Alaska Air Group (NYSE: ALK ) reported earnings on July 26. Here are the numbers you need to know.
The 10-second takeaway
For the quarter ended June 30 (Q2), Alaska Air Group met expectations on revenues and beat slightly on earnings per share.
Compared to the prior-year quarter, revenue improved and GAAP earnings per share improved significantly.
Margins expanded across the board.
Alaska Air Group recorded revenue of $1.21 billion. The eight analysts polled by S&P Capital IQ predicted revenue of $1.21 billion on the same basis. GAAP reported sales were 9.3% higher than the prior-year quarter's $1.11 billion.
Source: S&P Capital IQ. Quarterly periods. Dollar amounts in millions.

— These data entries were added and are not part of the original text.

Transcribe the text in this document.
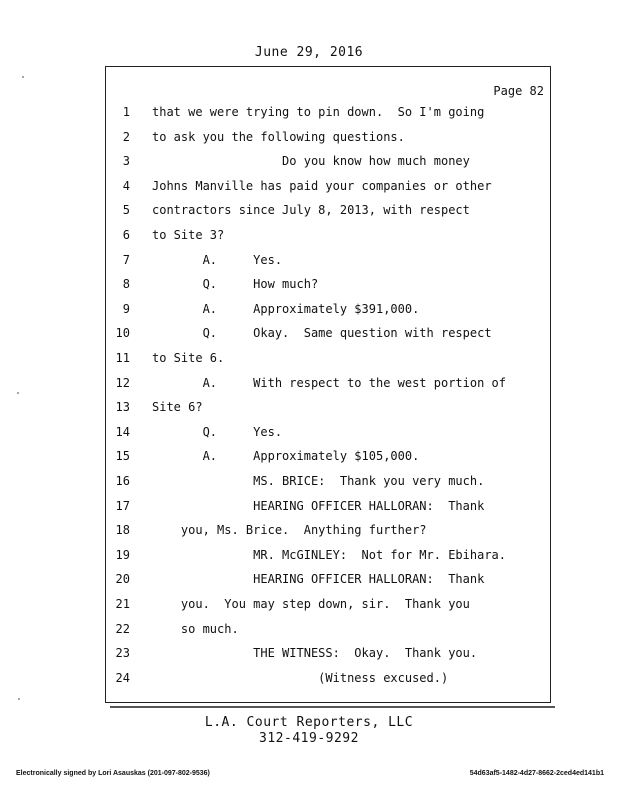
June 29, 2016
Page 82
1 that we were trying to pin down.  So I'm going
2 to ask you the following questions.
3 Do you know how much money
4 Johns Manville has paid your companies or other
5 contractors since July 8, 2013, with respect
6 to Site 3?
7 A.     Yes.
8 Q.     How much?
9 A.     Approximately $391,000.
10 Q.     Okay.  Same question with respect
11 to Site 6.
12 A.     With respect to the west portion of
13 Site 6?
14 Q.     Yes.
15 A.     Approximately $105,000.
16 MS. BRICE:  Thank you very much.
17 HEARING OFFICER HALLORAN:  Thank
18 you, Ms. Brice.  Anything further?
19 MR. McGINLEY:  Not for Mr. Ebihara.
20 HEARING OFFICER HALLORAN:  Thank
21 you.  You may step down, sir.  Thank you
22 so much.
23 THE WITNESS:  Okay.  Thank you.
24 (Witness excused.)
L.A. Court Reporters, LLC
312-419-9292
Electronically signed by Lori Asauskas (201-097-802-9536)	54d63af5-1482-4d27-8662-2ced4ed141b1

Non-GAAP figures may vary to maintain comparability with estimates.
EPS came in at $1.53. The 14 earnings estimates compiled by S&P Capital IQ predicted $1.50 per share. GAAP EPS of $0.93 for Q2 were 138% higher than the prior-year quarter's $0.39 per share.
Source: S&P Capital IQ. Quarterly periods. Non-GAAP figures may vary to maintain comparability with estimates.

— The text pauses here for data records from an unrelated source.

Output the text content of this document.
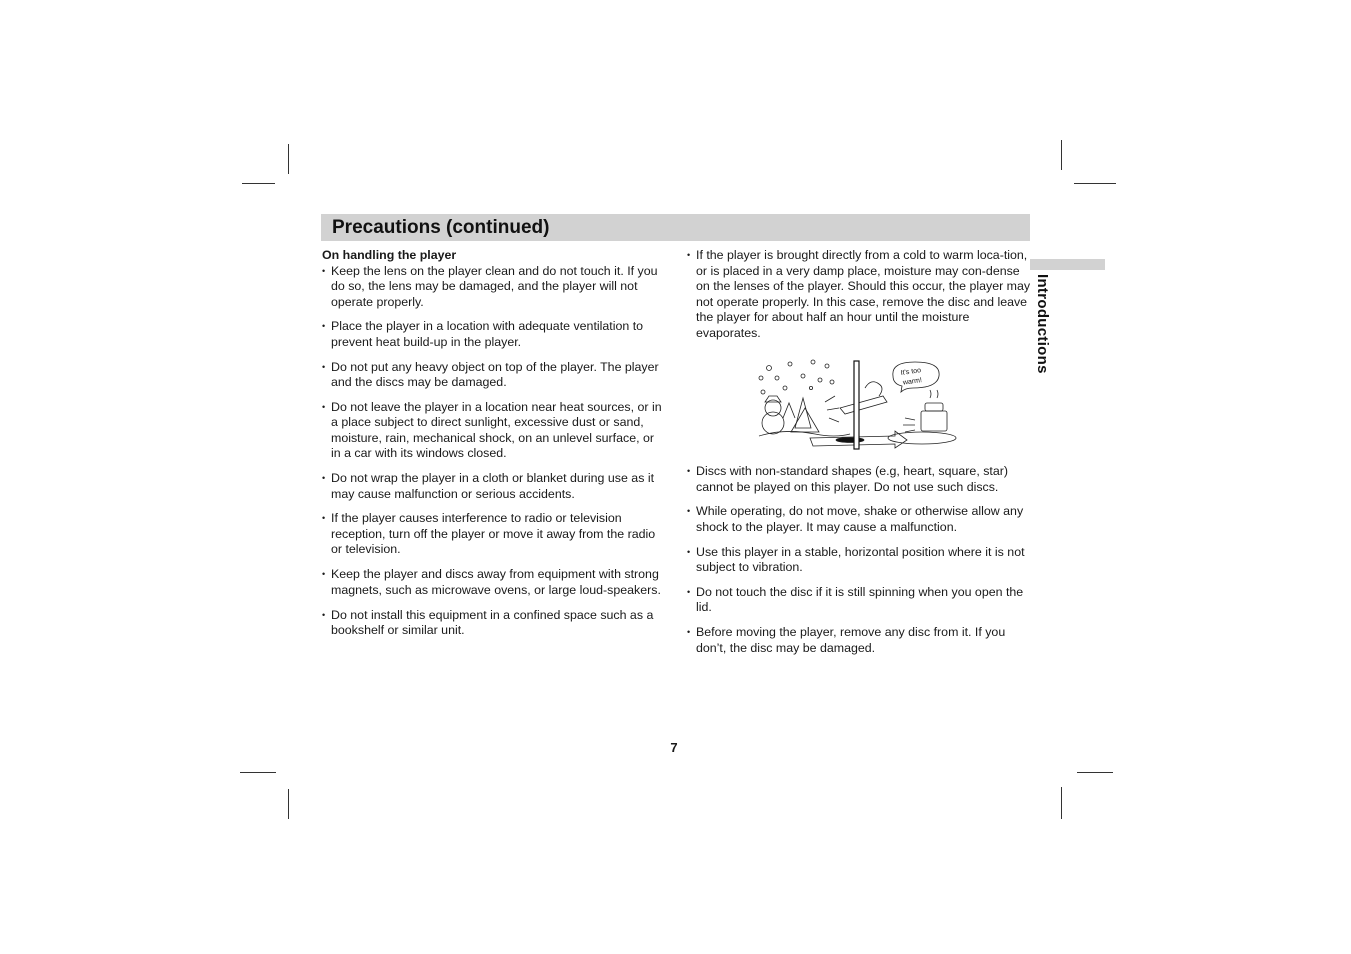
Precautions (continued)
Introductions
On handling the player
• Keep the lens on the player clean and do not touch it. If you do so, the lens may be damaged, and the player will not operate properly.
• Place the player in a location with adequate ventilation to prevent heat build-up in the player.
• Do not put any heavy object on top of the player. The player and the discs may be damaged.
• Do not leave the player in a location near heat sources, or in a place subject to direct sunlight, excessive dust or sand, moisture, rain, mechanical shock, on an unlevel surface, or in a car with its windows closed.
• Do not wrap the player in a cloth or blanket during use as it may cause malfunction or serious accidents.
• If the player causes interference to radio or television reception, turn off the player or move it away from the radio or television.
• Keep the player and discs away from equipment with strong magnets, such as microwave ovens, or large loud-speakers.
• Do not install this equipment in a confined space such as a bookshelf or similar unit.
• If the player is brought directly from a cold to warm loca-tion, or is placed in a very damp place, moisture may con-dense on the lenses of the player. Should this occur, the player may not operate properly. In this case, remove the disc and leave the player for about half an hour until the moisture evaporates.
• Discs with non-standard shapes (e.g, heart, square, star) cannot be played on this player. Do not use such discs.
• While operating, do not move, shake or otherwise allow any shock to the player. It may cause a malfunction.
• Use this player in a stable, horizontal position where it is not subject to vibration.
• Do not touch the disc if it is still spinning when you open the lid.
• Before moving the player, remove any disc from it. If you don’t, the disc may be damaged.
It's too
warm!
7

For the quarter, gross margin was 23.6%, 110 basis points better than the prior-year quarter. Operating margin was 9.5%, 190 basis points better than the prior-year quarter. Net margin was 5.6%, 300 basis points better than the prior-year quarter.

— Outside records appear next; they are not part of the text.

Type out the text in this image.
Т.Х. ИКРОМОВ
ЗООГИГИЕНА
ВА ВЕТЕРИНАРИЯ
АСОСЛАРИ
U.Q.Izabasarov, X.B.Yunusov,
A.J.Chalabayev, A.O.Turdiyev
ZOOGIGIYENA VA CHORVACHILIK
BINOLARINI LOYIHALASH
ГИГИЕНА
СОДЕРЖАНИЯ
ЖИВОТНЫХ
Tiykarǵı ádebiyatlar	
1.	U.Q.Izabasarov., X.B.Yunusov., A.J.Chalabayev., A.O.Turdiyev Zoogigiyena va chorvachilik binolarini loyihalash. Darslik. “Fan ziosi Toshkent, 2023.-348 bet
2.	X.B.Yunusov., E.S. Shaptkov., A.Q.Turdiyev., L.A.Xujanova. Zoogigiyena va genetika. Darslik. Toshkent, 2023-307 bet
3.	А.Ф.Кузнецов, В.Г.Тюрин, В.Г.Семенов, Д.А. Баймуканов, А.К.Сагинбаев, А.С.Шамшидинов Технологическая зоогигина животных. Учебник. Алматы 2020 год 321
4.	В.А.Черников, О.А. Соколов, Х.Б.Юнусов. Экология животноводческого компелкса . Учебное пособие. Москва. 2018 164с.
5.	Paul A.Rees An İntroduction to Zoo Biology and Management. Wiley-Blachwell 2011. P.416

Next quarter's average estimate for revenue is $1.29 billion. On the bottom line, the average EPS estimate is $2.17.
Next year's average estimate for revenue is $4.66 billion. The average EPS estimate is $4.85.
Of Wall Street recommendations tracked by S&P Capital IQ, the average opinion on Alaska Air Group is outperform, with an average price target of $47.50.